Among other notable results of Haydn's visits to London were his two great oratorios, The Creation and The Seasons. In London towards the end of May in 1791 Haydn had attended the great Handel Festival in Westminster Abbey, with its thousand performers. The music of Handel was known, of course, in Vienna, where, particularly with the encouragement of Baron Gottfried van Swieten, arbiter elegantium of the Imperial court, the interest of Mozart had been aroused and performances of oratorios had been arranged. The English tradition of Handel performance, however, was something new, suggesting to Haydn a possible return to a form he had explored sixteen years earlier in Il ritorno di Tobia. The Creation was completed in Vienna in 1798 and first heard there the same year. The German libretto, based on an original English text acquired in London and derived from Milton and from the Bible, was by Baron van Swieten, and it was he who compiled a text for The Seasons, which he based on the then enormously popular and influential work of the Scottish poet James Thomson, drawing on the existing 1745 German translation by Barthold Heinrich Brockes, and including, in Winter, Gottfried August Bürger's Spinnerlied (Spinning-Song) and a translation by Christian Felix Weisse, Ein Mädchen, das auf Ehre hielt, of a song by the wife of the French playwright, composer and actormanager Charles-Simon Favart. Van Swieten, who had urged Haydn to this work and who offered advice, whether welcome or not, during its composition, made it clear that he did not wish his name to appear in publications or performances of The Seasons, in part in view of the composite nature of the text. Nevertheless, whatever criticisms may be made of the libretto, it shows considerable skill in the necessary compression and arrangement of a text from such a diffuse original.

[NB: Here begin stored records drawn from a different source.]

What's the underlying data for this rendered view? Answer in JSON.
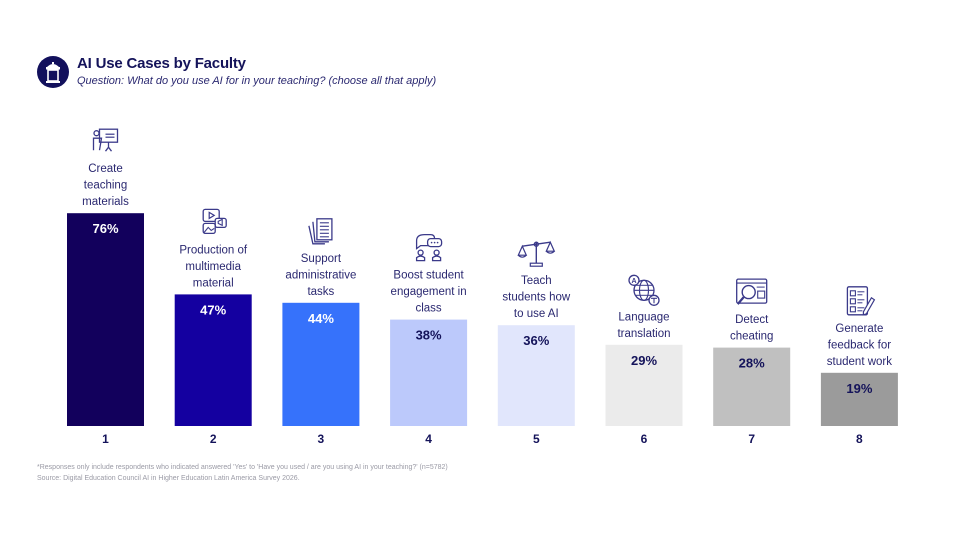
{
  "header": {
    "title": "AI Use Cases by Faculty",
    "subtitle": "Question:  What do you use AI for in your teaching? (choose all that apply)",
    "logo_icon": "podium-icon"
  },
  "footer": {
    "note": "*Responses only include respondents who indicated answered 'Yes' to 'Have you used / are you using AI in your teaching?' (n=5782)",
    "source": "Source: Digital Education Council AI in Higher Education Latin America Survey 2026."
  },
  "chart_data": {
    "type": "bar",
    "title": "AI Use Cases by Faculty",
    "subtitle": "Question:  What do you use AI for in your teaching? (choose all that apply)",
    "xlabel": "",
    "ylabel": "",
    "ylim": [
      0,
      100
    ],
    "grid": false,
    "legend": "none",
    "categories": [
      "1",
      "2",
      "3",
      "4",
      "5",
      "6",
      "7",
      "8"
    ],
    "labels": [
      [
        "Create",
        "teaching",
        "materials"
      ],
      [
        "Production of",
        "multimedia",
        "material"
      ],
      [
        "Support",
        "administrative",
        "tasks"
      ],
      [
        "Boost student",
        "engagement in",
        "class"
      ],
      [
        "Teach",
        "students how",
        "to use AI"
      ],
      [
        "Language",
        "translation"
      ],
      [
        "Detect",
        "cheating"
      ],
      [
        "Generate",
        "feedback for",
        "student work"
      ]
    ],
    "icons": [
      "presentation-icon",
      "multimedia-icon",
      "documents-icon",
      "chat-people-icon",
      "scales-icon",
      "globe-translate-icon",
      "magnifier-screen-icon",
      "checklist-pen-icon"
    ],
    "values": [
      76,
      47,
      44,
      38,
      36,
      29,
      28,
      19
    ],
    "value_labels": [
      "76%",
      "47%",
      "44%",
      "38%",
      "36%",
      "29%",
      "28%",
      "19%"
    ],
    "colors": [
      "#12005c",
      "#1400a0",
      "#3672fb",
      "#bcc9fb",
      "#e1e6fc",
      "#ebebeb",
      "#c0c0c0",
      "#9b9b9b"
    ],
    "value_text_colors": [
      "#ffffff",
      "#ffffff",
      "#ffffff",
      "#14135a",
      "#14135a",
      "#14135a",
      "#14135a",
      "#14135a"
    ]
  }
}
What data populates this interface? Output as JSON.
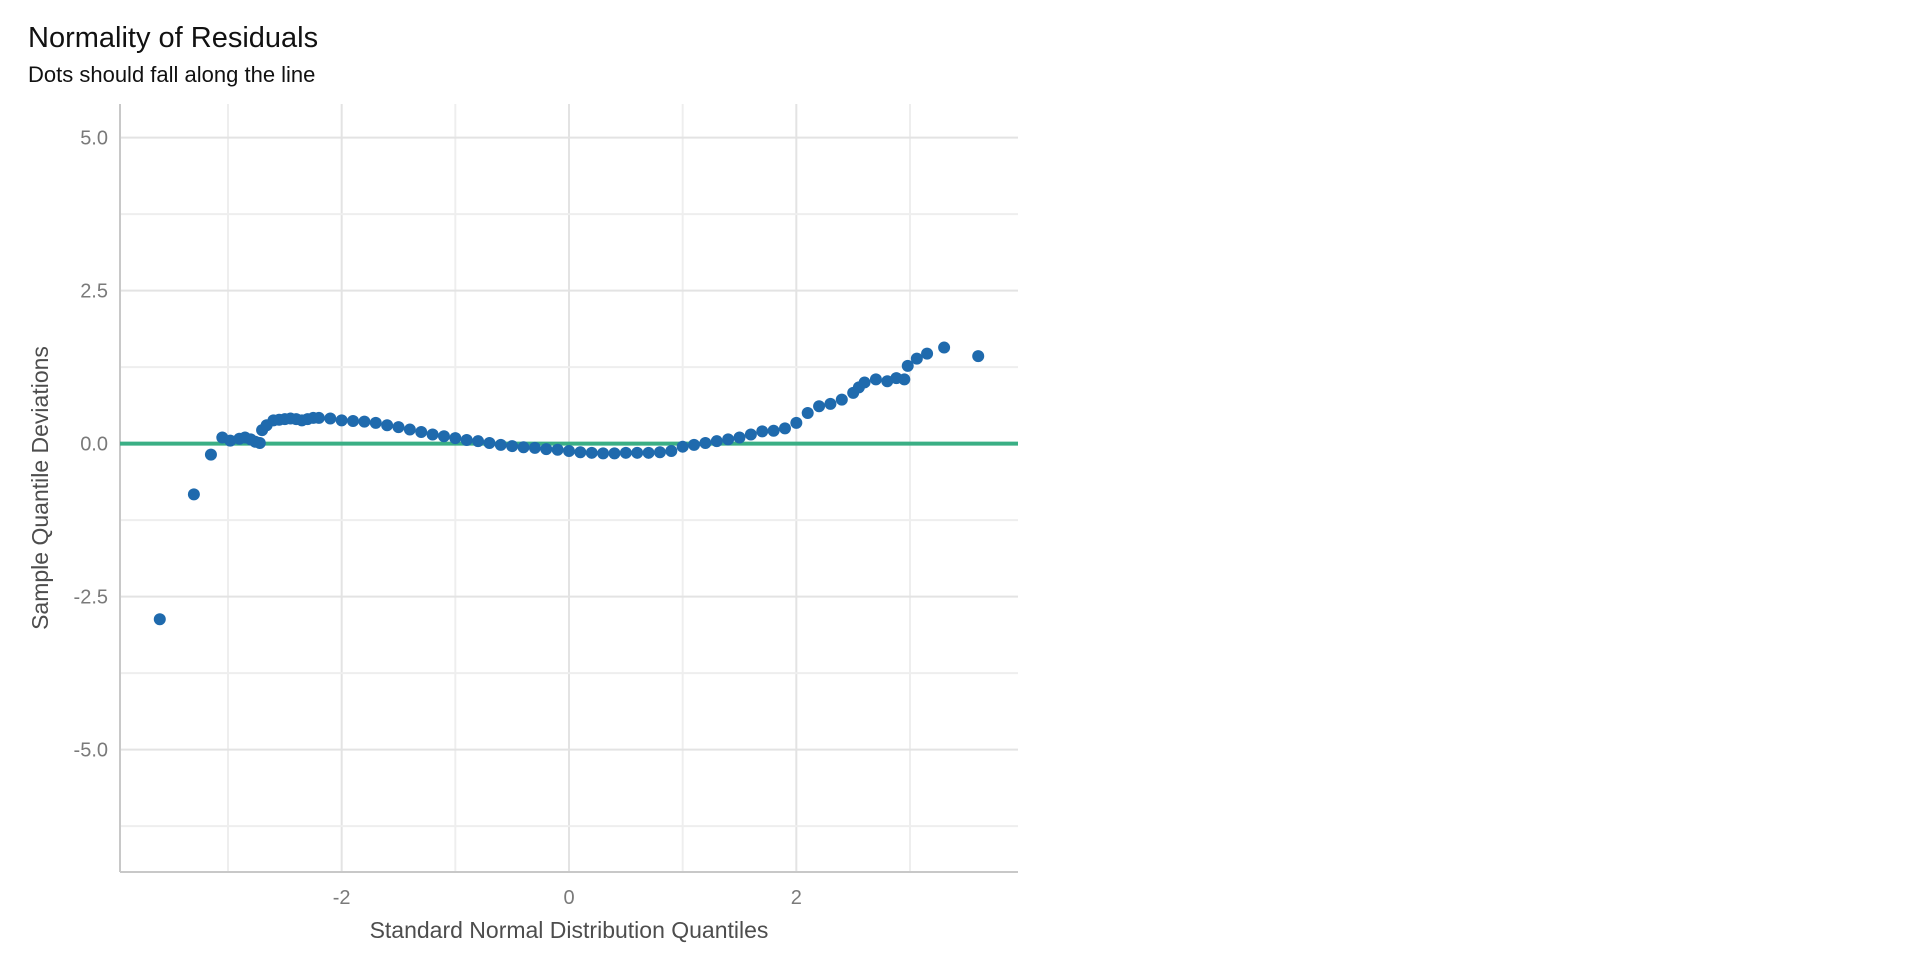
{
  "chart_data": {
    "type": "scatter",
    "title": "Normality of Residuals",
    "subtitle": "Dots should fall along the line",
    "xlabel": "Standard Normal Distribution Quantiles",
    "ylabel": "Sample Quantile Deviations",
    "xlim": [
      -3.95,
      3.95
    ],
    "ylim": [
      -7,
      5.55
    ],
    "x_ticks": [
      -2,
      0,
      2
    ],
    "x_tick_labels": [
      "-2",
      "0",
      "2"
    ],
    "x_minor_gridlines": [
      -3,
      -1,
      1,
      3
    ],
    "y_ticks": [
      5.0,
      2.5,
      0.0,
      -2.5,
      -5.0
    ],
    "y_tick_labels": [
      "5.0",
      "2.5",
      "0.0",
      "-2.5",
      "-5.0"
    ],
    "y_minor_gridlines": [
      3.75,
      1.25,
      -1.25,
      -3.75,
      -6.25
    ],
    "grid": true,
    "legend": "none",
    "reference_line": {
      "y": 0,
      "color": "#3aaf85"
    },
    "point_color": "#1f6aad",
    "background": "#ffffff",
    "series": [
      {
        "points": [
          [
            -3.6,
            -2.87
          ],
          [
            -3.3,
            -0.83
          ],
          [
            -3.15,
            -0.18
          ],
          [
            -3.05,
            0.1
          ],
          [
            -2.98,
            0.05
          ],
          [
            -2.9,
            0.08
          ],
          [
            -2.85,
            0.1
          ],
          [
            -2.8,
            0.07
          ],
          [
            -2.76,
            0.03
          ],
          [
            -2.72,
            0.01
          ],
          [
            -2.7,
            0.22
          ],
          [
            -2.66,
            0.3
          ],
          [
            -2.6,
            0.38
          ],
          [
            -2.55,
            0.39
          ],
          [
            -2.5,
            0.4
          ],
          [
            -2.45,
            0.41
          ],
          [
            -2.4,
            0.4
          ],
          [
            -2.35,
            0.38
          ],
          [
            -2.3,
            0.4
          ],
          [
            -2.25,
            0.42
          ],
          [
            -2.2,
            0.42
          ],
          [
            -2.1,
            0.41
          ],
          [
            -2.0,
            0.38
          ],
          [
            -1.9,
            0.37
          ],
          [
            -1.8,
            0.36
          ],
          [
            -1.7,
            0.34
          ],
          [
            -1.6,
            0.3
          ],
          [
            -1.5,
            0.27
          ],
          [
            -1.4,
            0.23
          ],
          [
            -1.3,
            0.19
          ],
          [
            -1.2,
            0.15
          ],
          [
            -1.1,
            0.12
          ],
          [
            -1.0,
            0.09
          ],
          [
            -0.9,
            0.06
          ],
          [
            -0.8,
            0.04
          ],
          [
            -0.7,
            0.01
          ],
          [
            -0.6,
            -0.02
          ],
          [
            -0.5,
            -0.04
          ],
          [
            -0.4,
            -0.06
          ],
          [
            -0.3,
            -0.07
          ],
          [
            -0.2,
            -0.09
          ],
          [
            -0.1,
            -0.1
          ],
          [
            0.0,
            -0.12
          ],
          [
            0.1,
            -0.14
          ],
          [
            0.2,
            -0.15
          ],
          [
            0.3,
            -0.16
          ],
          [
            0.4,
            -0.16
          ],
          [
            0.5,
            -0.15
          ],
          [
            0.6,
            -0.15
          ],
          [
            0.7,
            -0.15
          ],
          [
            0.8,
            -0.14
          ],
          [
            0.9,
            -0.12
          ],
          [
            1.0,
            -0.05
          ],
          [
            1.1,
            -0.02
          ],
          [
            1.2,
            0.01
          ],
          [
            1.3,
            0.04
          ],
          [
            1.4,
            0.07
          ],
          [
            1.5,
            0.1
          ],
          [
            1.6,
            0.15
          ],
          [
            1.7,
            0.2
          ],
          [
            1.8,
            0.21
          ],
          [
            1.9,
            0.25
          ],
          [
            2.0,
            0.34
          ],
          [
            2.1,
            0.5
          ],
          [
            2.2,
            0.61
          ],
          [
            2.3,
            0.65
          ],
          [
            2.4,
            0.72
          ],
          [
            2.5,
            0.83
          ],
          [
            2.55,
            0.92
          ],
          [
            2.6,
            1.0
          ],
          [
            2.7,
            1.05
          ],
          [
            2.8,
            1.02
          ],
          [
            2.88,
            1.07
          ],
          [
            2.95,
            1.05
          ],
          [
            2.98,
            1.27
          ],
          [
            3.06,
            1.39
          ],
          [
            3.15,
            1.47
          ],
          [
            3.3,
            1.57
          ],
          [
            3.6,
            1.43
          ]
        ]
      }
    ]
  }
}
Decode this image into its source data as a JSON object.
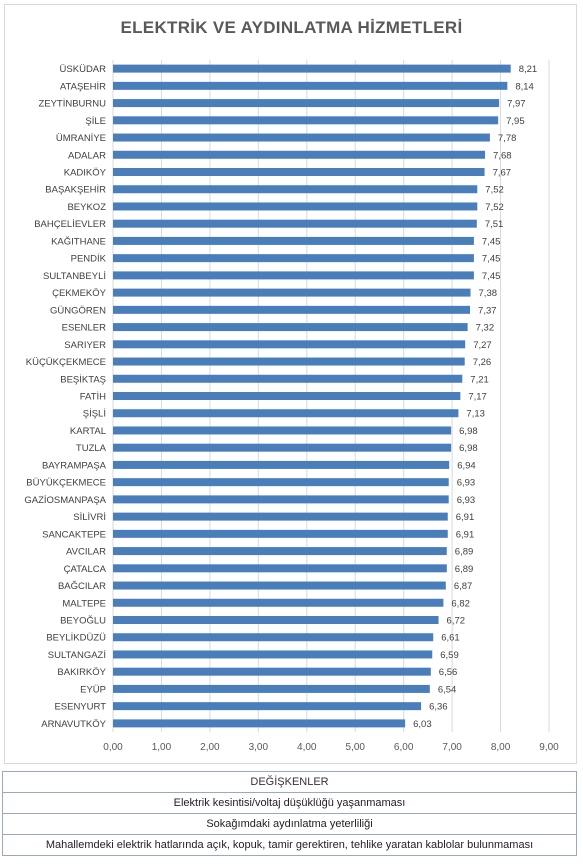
{
  "chart_data": {
    "type": "bar",
    "orientation": "horizontal",
    "title": "ELEKTRİK VE AYDINLATMA HİZMETLERİ",
    "categories": [
      "ÜSKÜDAR",
      "ATAŞEHİR",
      "ZEYTİNBURNU",
      "ŞİLE",
      "ÜMRANİYE",
      "ADALAR",
      "KADIKÖY",
      "BAŞAKŞEHİR",
      "BEYKOZ",
      "BAHÇELİEVLER",
      "KAĞITHANE",
      "PENDİK",
      "SULTANBEYLİ",
      "ÇEKMEKÖY",
      "GÜNGÖREN",
      "ESENLER",
      "SARIYER",
      "KÜÇÜKÇEKMECE",
      "BEŞİKTAŞ",
      "FATİH",
      "ŞİŞLİ",
      "KARTAL",
      "TUZLA",
      "BAYRAMPAŞA",
      "BÜYÜKÇEKMECE",
      "GAZİOSMANPAŞA",
      "SİLİVRİ",
      "SANCAKTEPE",
      "AVCILAR",
      "ÇATALCA",
      "BAĞCILAR",
      "MALTEPE",
      "BEYOĞLU",
      "BEYLİKDÜZÜ",
      "SULTANGAZİ",
      "BAKIRKÖY",
      "EYÜP",
      "ESENYURT",
      "ARNAVUTKÖY"
    ],
    "values": [
      8.21,
      8.14,
      7.97,
      7.95,
      7.78,
      7.68,
      7.67,
      7.52,
      7.52,
      7.51,
      7.45,
      7.45,
      7.45,
      7.38,
      7.37,
      7.32,
      7.27,
      7.26,
      7.21,
      7.17,
      7.13,
      6.98,
      6.98,
      6.94,
      6.93,
      6.93,
      6.91,
      6.91,
      6.89,
      6.89,
      6.87,
      6.82,
      6.72,
      6.61,
      6.59,
      6.56,
      6.54,
      6.36,
      6.03
    ],
    "value_labels": [
      "8,21",
      "8,14",
      "7,97",
      "7,95",
      "7,78",
      "7,68",
      "7,67",
      "7,52",
      "7,52",
      "7,51",
      "7,45",
      "7,45",
      "7,45",
      "7,38",
      "7,37",
      "7,32",
      "7,27",
      "7,26",
      "7,21",
      "7,17",
      "7,13",
      "6,98",
      "6,98",
      "6,94",
      "6,93",
      "6,93",
      "6,91",
      "6,91",
      "6,89",
      "6,89",
      "6,87",
      "6,82",
      "6,72",
      "6,61",
      "6,59",
      "6,56",
      "6,54",
      "6,36",
      "6,03"
    ],
    "xlim": [
      0,
      9
    ],
    "x_ticks": [
      "0,00",
      "1,00",
      "2,00",
      "3,00",
      "4,00",
      "5,00",
      "6,00",
      "7,00",
      "8,00",
      "9,00"
    ],
    "grid": true,
    "bar_color": "#4a7ebb"
  },
  "legend_table": {
    "header": "DEĞİŞKENLER",
    "rows": [
      "Elektrik kesintisi/voltaj düşüklüğü yaşanmaması",
      "Sokağımdaki aydınlatma yeterliliği",
      "Mahallemdeki elektrik hatlarında açık, kopuk, tamir gerektiren, tehlike yaratan kablolar bulunmaması"
    ]
  }
}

James Thomson was born in 1700, the third son of a Scottish minister who, in the same year, took over the parish of Southdean in the Scottish border county of Roxburghshire, where he spent his childhood, before, in 1725, leaving to seek his fortune in London. He published the first version of Winter the following year, and the whole poem appeared first in 1730. This was later greatly expanded, reminiscences of his rural childhood augmented by moral reflection and appropriate and often lengthy illustrative digressions. The new complete edition was published in 1744, and further editions appeared over the years. Thomson, however, died in 1748, his death commemorated in an ode by the poet William Collins, and, in 1762, by a monument in Westminster Abbey. In his Lives of the Poets Dr Johnson, in his distinctive lapidary style, offers his own judgement of Thomson, detecting in The Seasons 'want of method', but quotes with approval the judgement of Thomson's friend and patron Lord Lyttleton, that his works contained 'No line which, dying, he could wish to blot'.

Haydn's oratorio The Seasons was first performed in Vienna on 24th April 1801 at the house of Prince von Schwarzenberg, with further performances on 27th April and 1st May. The first public performance was given on 29th May in the Redoutensaal, where a number of empty seats and an audience of seven hundred in a hall that could hold many more, suggest the changing taste of the wider Viennese public in a year that brought the publication of Beethoven's Symphony No.1, dedicated to Baron van Swieten, and his first set of string quartets. Haydn's style had never remained static, developing gradually during his long career. The Seasons has an element of retrospection, a summary of what has gone before, but also looks to the musical future.